Der 46-Jährige ist seit dem Jahr 2007 Mitglied der Bücherfreunde. "Der persönliche Kontakt zu den Kunden gefällt mir besonders. Von ganz kleinen Kindern bis hin zu Senioren ist alles dabei", sagt Pelzers. Gerade für ältere Menschen sei es schön, wenn sie unverhofft in der Bücherkammer auf einen Titel stießen, den sie aus ihrer Kindheit kennen, sagt Andrea Schultz-Gertsein. "Da kommen ganz alte Erinnerungen plötzlich wieder hoch." Häufig kämen dieselben Leute immer wieder. Schultz-Gerstein: "Wir wissen dann schon, welche Art von Büchern sie suchen, und können ihnen behilflich sein. Manchmal stoßen wir auch auf ein Buch und wissen sofort, wem es gefallen könnte. Dann heben wir es für die betreffende Person auf."

Leser probieren wegen der niedrigen Preise andere Buchgenres aus

Aber nicht nur die Kunden haben manchmal ganz spezielle Bücherwünsche. Ed Pelzers selbst durchstöberte eine Zeit lang das Magazin nach allem, was mit dem Jahr 1994 in Verbindung stand. Musik, die 1994 "in" war, Mode, die in besagtem Jahr getragen wurde, geschichtliche Ereignisse oder einfach Bücher, die 1994 gedruckt wurden. "Als meine Tochter 18 Jahre alt wurde, hat sie die Bücher bekommen. 1994 ist ihr Geburtsjahr", erläutert Pelzers. Ein ganzer Tisch sei voll gewesen mit den Büchern. Wie viele Bücher er genau für seine Tochter gesammelt hatte? - "Eine Menge."

"Einfach schön" sei die Arbeit in der Stadtbibliothek, sagt Pelzers. Er gibt aber auch zu bedenken: "Es gibt immer viel zu tun. Dafür muss man Bücher schon lieben." Ihm gefällt vor allem, dass die Bücher auf dem Flohmarkt, den der Verein anbietet, nicht teuer sind. "Die Leute bekommen eine breitere Sicht, weil sie dadurch auch einfach einmal neue Sachen ausprobieren. Das erweitert den Horizont", sagt Pelzers. Damit ist der 46-Jährige aber auch gleich schon bei einem "Problem" angelangt: "Wir sitzen hier ja direkt an der Quelle zu lauter tollen Büchern.

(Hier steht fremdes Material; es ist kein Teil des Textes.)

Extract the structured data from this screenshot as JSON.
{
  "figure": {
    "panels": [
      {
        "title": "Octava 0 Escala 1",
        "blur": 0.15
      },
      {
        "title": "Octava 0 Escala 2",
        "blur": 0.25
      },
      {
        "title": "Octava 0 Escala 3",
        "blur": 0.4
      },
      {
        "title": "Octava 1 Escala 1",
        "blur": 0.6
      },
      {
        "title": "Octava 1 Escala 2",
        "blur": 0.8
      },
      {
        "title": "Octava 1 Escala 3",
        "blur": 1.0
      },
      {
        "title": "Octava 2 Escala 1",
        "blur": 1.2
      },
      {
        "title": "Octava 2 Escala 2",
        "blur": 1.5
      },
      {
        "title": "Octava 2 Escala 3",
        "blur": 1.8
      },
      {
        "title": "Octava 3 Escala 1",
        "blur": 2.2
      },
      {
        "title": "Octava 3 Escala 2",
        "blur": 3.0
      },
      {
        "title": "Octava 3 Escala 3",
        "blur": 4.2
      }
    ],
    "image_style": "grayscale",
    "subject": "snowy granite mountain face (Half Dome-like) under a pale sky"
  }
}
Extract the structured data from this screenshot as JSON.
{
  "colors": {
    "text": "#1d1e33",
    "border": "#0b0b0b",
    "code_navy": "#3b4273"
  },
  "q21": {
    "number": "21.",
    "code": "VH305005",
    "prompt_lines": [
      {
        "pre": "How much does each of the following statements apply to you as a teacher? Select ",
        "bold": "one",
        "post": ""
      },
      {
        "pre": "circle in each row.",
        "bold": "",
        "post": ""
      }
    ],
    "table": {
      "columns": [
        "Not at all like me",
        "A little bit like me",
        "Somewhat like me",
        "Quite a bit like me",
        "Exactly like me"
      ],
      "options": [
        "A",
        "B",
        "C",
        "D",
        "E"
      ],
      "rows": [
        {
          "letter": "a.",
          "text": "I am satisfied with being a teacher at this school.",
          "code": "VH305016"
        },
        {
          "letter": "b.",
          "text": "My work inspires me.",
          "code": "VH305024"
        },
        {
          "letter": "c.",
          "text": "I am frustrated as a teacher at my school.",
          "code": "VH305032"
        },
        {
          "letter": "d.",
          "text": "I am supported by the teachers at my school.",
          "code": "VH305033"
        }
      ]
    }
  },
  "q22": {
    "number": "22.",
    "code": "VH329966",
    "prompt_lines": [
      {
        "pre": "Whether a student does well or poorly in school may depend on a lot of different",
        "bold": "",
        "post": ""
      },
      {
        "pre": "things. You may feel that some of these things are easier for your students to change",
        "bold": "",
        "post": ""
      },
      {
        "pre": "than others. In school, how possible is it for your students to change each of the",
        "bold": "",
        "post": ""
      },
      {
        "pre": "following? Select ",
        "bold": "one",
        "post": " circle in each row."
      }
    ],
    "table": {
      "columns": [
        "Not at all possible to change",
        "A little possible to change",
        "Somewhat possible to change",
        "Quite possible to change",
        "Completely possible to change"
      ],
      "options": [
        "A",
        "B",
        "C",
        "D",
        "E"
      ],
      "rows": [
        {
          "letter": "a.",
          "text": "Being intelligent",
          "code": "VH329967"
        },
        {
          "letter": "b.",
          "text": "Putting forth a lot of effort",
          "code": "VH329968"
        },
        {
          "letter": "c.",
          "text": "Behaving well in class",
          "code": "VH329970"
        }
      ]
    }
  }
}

Die muss ich dann einfach auch lesen, das ist wie ein innerer Zwang."

Trotzdem: Pelzers ist es wichtig, dass Leser auch einmal ein Buch weglegen, wenn es ihnen nicht gefällt. "Ein Werk muss dir nicht gefallen, nur weil es zufällig ein Bestseller ist", sagt er. "Das Leben ist zu kurz, um Bücher zu lesen, die keinen Spaß machen."